Tuesday, August 7, 2012

Putting a Period on Good Writing

     Quoting from a recently-read novel: "----------- stared at the plastic checkered tablecloth on the table."

     Duh! I say those three tagged-on words (on the table) insult the reader. Unless the writer thought we pictured a tablecloth covering a window or door. A period after tablecloth would  have sufficed.

     It is too easy for a writer on a roll to over-write--clutter phrases, sentences, paragraphs, and pages with extraneous words. Sometimes the urge (or editorial request/expectation) to meet a novel's total word-count trumps common sense.
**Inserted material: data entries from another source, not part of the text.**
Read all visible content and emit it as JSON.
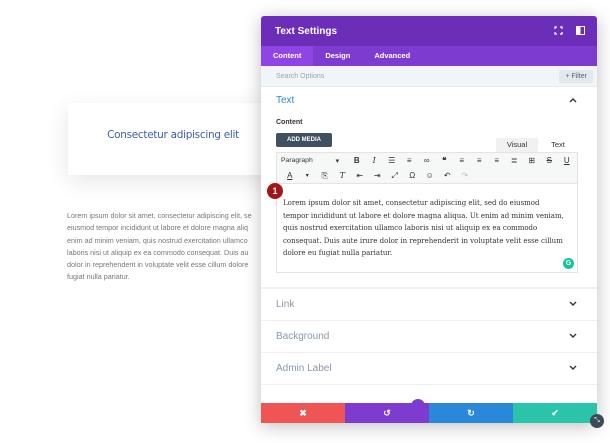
{
  "background": {
    "card_heading": "Consectetur adipiscing elit",
    "paragraph_lines": [
      "Lorem ipsum dolor sit amet, consectetur adipiscing elit, se",
      "eiusmod tempor incididunt ut labore et dolore magna aliq",
      "enim ad minim veniam, quis nostrud exercitation ullamco",
      "laboris nisi ut aliquip ex ea commodo consequat. Duis au",
      "dolor in reprehenderit in voluptate velit esse cillum dolore",
      "fugiat nulla pariatur."
    ]
  },
  "modal": {
    "title": "Text Settings",
    "header_icons": [
      "expand-icon",
      "sidebar-toggle-icon"
    ],
    "tabs": [
      {
        "label": "Content",
        "active": true
      },
      {
        "label": "Design",
        "active": false
      },
      {
        "label": "Advanced",
        "active": false
      }
    ],
    "search": {
      "placeholder": "Search Options",
      "filter_label": "+ Filter"
    },
    "text_section": {
      "title": "Text",
      "content_label": "Content",
      "add_media_label": "ADD MEDIA",
      "editor_tabs": {
        "visual": "Visual",
        "text": "Text"
      },
      "format_select": "Paragraph",
      "body_lines": [
        "Lorem ipsum dolor sit amet, consectetur adipiscing elit, sed do eiusmod",
        "tempor incididunt ut labore et dolore magna aliqua. Ut enim ad minim veniam,",
        "quis nostrud exercitation ullamco laboris nisi ut aliquip ex ea commodo",
        "consequat. Duis aute irure dolor in reprehenderit in voluptate velit esse cillum",
        "dolore eu fugiat nulla pariatur."
      ]
    },
    "collapsed_sections": [
      {
        "title": "Link"
      },
      {
        "title": "Background"
      },
      {
        "title": "Admin Label"
      }
    ]
  },
  "step_badge": "1",
  "footer": {
    "colors": {
      "cancel": "#ef5555",
      "undo": "#7e3bd0",
      "redo": "#2b87da",
      "save": "#29c4a9"
    }
  },
  "colors": {
    "header": "#6c2eb9",
    "tabs": "#7e3bd0",
    "accent": "#2b87da"
  }
}
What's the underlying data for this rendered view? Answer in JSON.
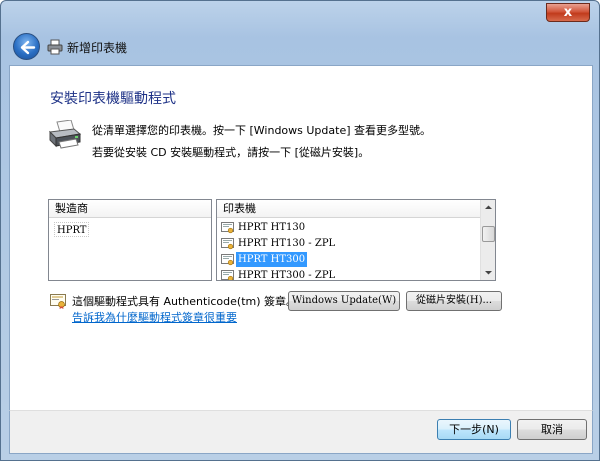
{
  "window": {
    "title": "新增印表機",
    "close_label": "x"
  },
  "page": {
    "heading": "安裝印表機驅動程式",
    "instruction_1": "從清單選擇您的印表機。按一下 [Windows Update] 查看更多型號。",
    "instruction_2": "若要從安裝 CD 安裝驅動程式，請按一下 [從磁片安裝]。"
  },
  "manufacturer_list": {
    "header": "製造商",
    "items": [
      "HPRT"
    ],
    "selected": "HPRT"
  },
  "printer_list": {
    "header": "印表機",
    "items": [
      "HPRT HT130",
      "HPRT HT130 - ZPL",
      "HPRT HT300",
      "HPRT HT300 - ZPL"
    ],
    "selected": "HPRT HT300"
  },
  "signature": {
    "text": "這個驅動程式具有 Authenticode(tm) 簽章。",
    "link": "告訴我為什麼驅動程式簽章很重要"
  },
  "buttons": {
    "windows_update": "Windows Update(W)",
    "have_disk": "從磁片安裝(H)...",
    "next": "下一步(N)",
    "cancel": "取消"
  },
  "colors": {
    "heading": "#1e3287",
    "link": "#0066cc",
    "selection": "#3399ff"
  }
}
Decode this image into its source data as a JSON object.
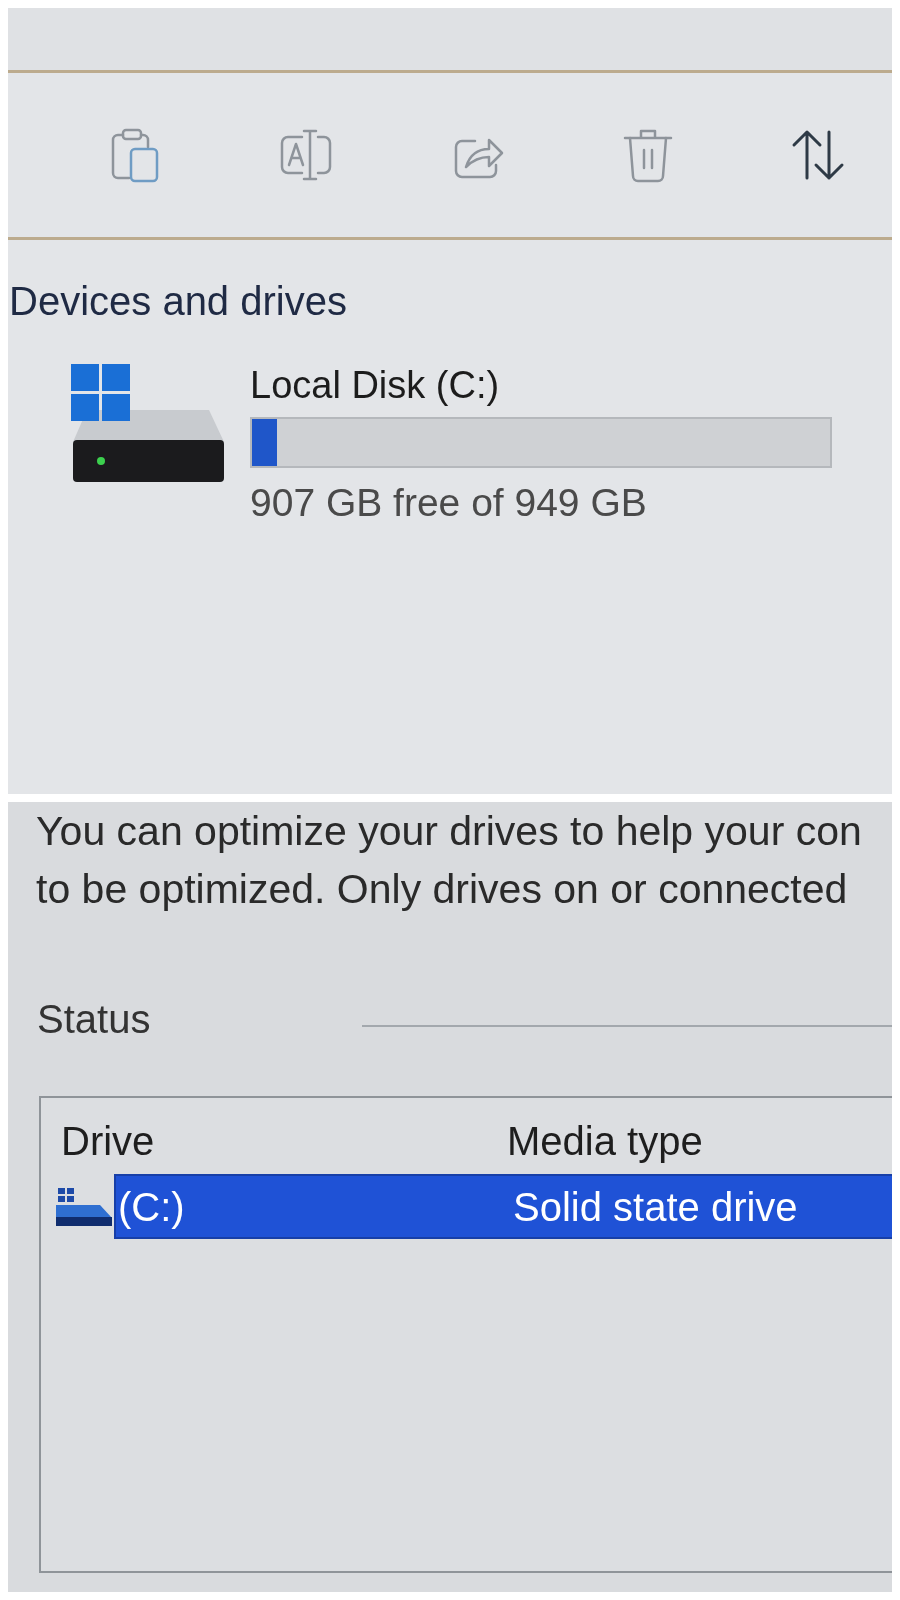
{
  "toolbar": {
    "buttons": [
      {
        "kind": "paste",
        "disabled": true
      },
      {
        "kind": "rename",
        "disabled": true
      },
      {
        "kind": "share",
        "disabled": true
      },
      {
        "kind": "delete",
        "disabled": true
      },
      {
        "kind": "sort",
        "disabled": false
      }
    ]
  },
  "devices_and_drives": {
    "heading": "Devices and drives",
    "drives": [
      {
        "name": "Local Disk (C:)",
        "level": 0.044,
        "free_text": "907 GB free of 949 GB"
      }
    ]
  },
  "optimize_drives": {
    "description": [
      "You can optimize your drives to help your con",
      "to be optimized. Only drives on or connected"
    ],
    "status_group": {
      "label": "Status"
    },
    "table": {
      "columns": [
        "Drive",
        "Media type"
      ],
      "rows": [
        {
          "cells": [
            "(C:)",
            "Solid state drive"
          ],
          "selected": true
        }
      ]
    }
  }
}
     There are strict word-count rules for genres and age-appropriate work. Trying to  keep up with  published writers of upper middle and young adult work, I stretched and stretched till I had well over 9,000 words in a second or third draft of my book suited to third through sixth-grade readers. But then I bumped up against a pro--the author of Mrs. Wishy Washy fame, Joy Cowley.
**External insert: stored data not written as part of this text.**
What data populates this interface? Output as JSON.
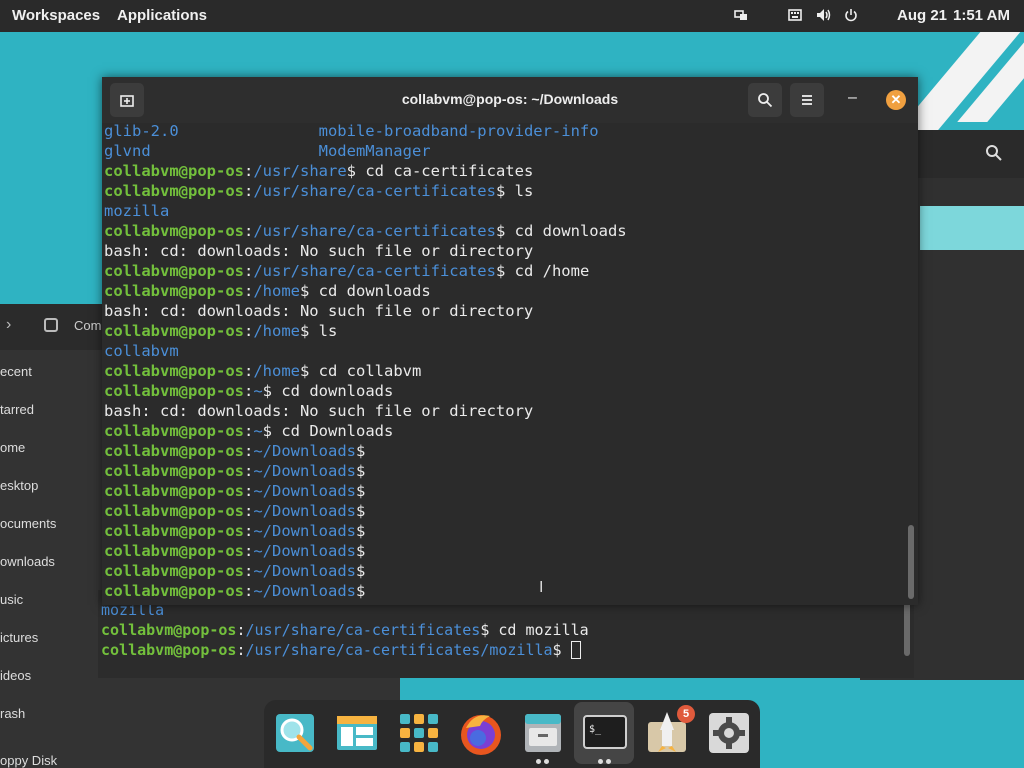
{
  "topbar": {
    "workspaces": "Workspaces",
    "applications": "Applications",
    "date": "Aug 21",
    "time": "1:51 AM",
    "tray_icons": [
      "screen-icon",
      "keyboard-icon",
      "volume-icon",
      "power-icon"
    ]
  },
  "files_window": {
    "location_label": "Com",
    "sidebar": [
      "ecent",
      "tarred",
      "ome",
      "esktop",
      "ocuments",
      "ownloads",
      "usic",
      "ictures",
      "ideos",
      "rash",
      "oppy Disk"
    ]
  },
  "terminal": {
    "title": "collabvm@pop-os: ~/Downloads",
    "lines": [
      [
        [
          "b",
          "glib-2.0               "
        ],
        [
          "b",
          "mobile-broadband-provider-info"
        ]
      ],
      [
        [
          "b",
          "glvnd                  "
        ],
        [
          "b",
          "ModemManager"
        ]
      ],
      [
        [
          "g",
          "collabvm@pop-os"
        ],
        [
          "w",
          ":"
        ],
        [
          "b",
          "/usr/share"
        ],
        [
          "w",
          "$ cd ca-certificates"
        ]
      ],
      [
        [
          "g",
          "collabvm@pop-os"
        ],
        [
          "w",
          ":"
        ],
        [
          "b",
          "/usr/share/ca-certificates"
        ],
        [
          "w",
          "$ ls"
        ]
      ],
      [
        [
          "b",
          "mozilla"
        ]
      ],
      [
        [
          "g",
          "collabvm@pop-os"
        ],
        [
          "w",
          ":"
        ],
        [
          "b",
          "/usr/share/ca-certificates"
        ],
        [
          "w",
          "$ cd downloads"
        ]
      ],
      [
        [
          "w",
          "bash: cd: downloads: No such file or directory"
        ]
      ],
      [
        [
          "g",
          "collabvm@pop-os"
        ],
        [
          "w",
          ":"
        ],
        [
          "b",
          "/usr/share/ca-certificates"
        ],
        [
          "w",
          "$ cd /home"
        ]
      ],
      [
        [
          "g",
          "collabvm@pop-os"
        ],
        [
          "w",
          ":"
        ],
        [
          "b",
          "/home"
        ],
        [
          "w",
          "$ cd downloads"
        ]
      ],
      [
        [
          "w",
          "bash: cd: downloads: No such file or directory"
        ]
      ],
      [
        [
          "g",
          "collabvm@pop-os"
        ],
        [
          "w",
          ":"
        ],
        [
          "b",
          "/home"
        ],
        [
          "w",
          "$ ls"
        ]
      ],
      [
        [
          "b",
          "collabvm"
        ]
      ],
      [
        [
          "g",
          "collabvm@pop-os"
        ],
        [
          "w",
          ":"
        ],
        [
          "b",
          "/home"
        ],
        [
          "w",
          "$ cd collabvm"
        ]
      ],
      [
        [
          "g",
          "collabvm@pop-os"
        ],
        [
          "w",
          ":"
        ],
        [
          "b",
          "~"
        ],
        [
          "w",
          "$ cd downloads"
        ]
      ],
      [
        [
          "w",
          "bash: cd: downloads: No such file or directory"
        ]
      ],
      [
        [
          "g",
          "collabvm@pop-os"
        ],
        [
          "w",
          ":"
        ],
        [
          "b",
          "~"
        ],
        [
          "w",
          "$ cd Downloads"
        ]
      ],
      [
        [
          "g",
          "collabvm@pop-os"
        ],
        [
          "w",
          ":"
        ],
        [
          "b",
          "~/Downloads"
        ],
        [
          "w",
          "$"
        ]
      ],
      [
        [
          "g",
          "collabvm@pop-os"
        ],
        [
          "w",
          ":"
        ],
        [
          "b",
          "~/Downloads"
        ],
        [
          "w",
          "$"
        ]
      ],
      [
        [
          "g",
          "collabvm@pop-os"
        ],
        [
          "w",
          ":"
        ],
        [
          "b",
          "~/Downloads"
        ],
        [
          "w",
          "$"
        ]
      ],
      [
        [
          "g",
          "collabvm@pop-os"
        ],
        [
          "w",
          ":"
        ],
        [
          "b",
          "~/Downloads"
        ],
        [
          "w",
          "$"
        ]
      ],
      [
        [
          "g",
          "collabvm@pop-os"
        ],
        [
          "w",
          ":"
        ],
        [
          "b",
          "~/Downloads"
        ],
        [
          "w",
          "$"
        ]
      ],
      [
        [
          "g",
          "collabvm@pop-os"
        ],
        [
          "w",
          ":"
        ],
        [
          "b",
          "~/Downloads"
        ],
        [
          "w",
          "$"
        ]
      ],
      [
        [
          "g",
          "collabvm@pop-os"
        ],
        [
          "w",
          ":"
        ],
        [
          "b",
          "~/Downloads"
        ],
        [
          "w",
          "$"
        ]
      ],
      [
        [
          "g",
          "collabvm@pop-os"
        ],
        [
          "w",
          ":"
        ],
        [
          "b",
          "~/Downloads"
        ],
        [
          "w",
          "$"
        ]
      ]
    ]
  },
  "terminal2": {
    "lines": [
      [
        [
          "b",
          "mozilla"
        ]
      ],
      [
        [
          "g",
          "collabvm@pop-os"
        ],
        [
          "w",
          ":"
        ],
        [
          "b",
          "/usr/share/ca-certificates"
        ],
        [
          "w",
          "$ cd mozilla"
        ]
      ],
      [
        [
          "g",
          "collabvm@pop-os"
        ],
        [
          "w",
          ":"
        ],
        [
          "b",
          "/usr/share/ca-certificates/mozilla"
        ],
        [
          "w",
          "$ "
        ]
      ]
    ]
  },
  "dock": {
    "items": [
      "search-app-icon",
      "files-manager-icon",
      "app-grid-icon",
      "firefox-icon",
      "file-cabinet-icon",
      "terminal-icon",
      "pop-shop-icon",
      "settings-icon"
    ],
    "shop_badge": "5",
    "terminal_glyph": "$_"
  }
}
     "A Junior Chapter book should have no more than 6,000 words," she informed me and over the week of serious editing and a couple of one-on-one mentoring sessions, 3,000 words vanished. And saving only the best, It Doesn't Grow on Trees became my latest pride and joy for children. Nothing was lost in the cutting--only made the better to hold a young reader's attention.

     The lesson I learned the hard way stuck with me and has served me well: Sometimes you just have to kill your 'darlings'."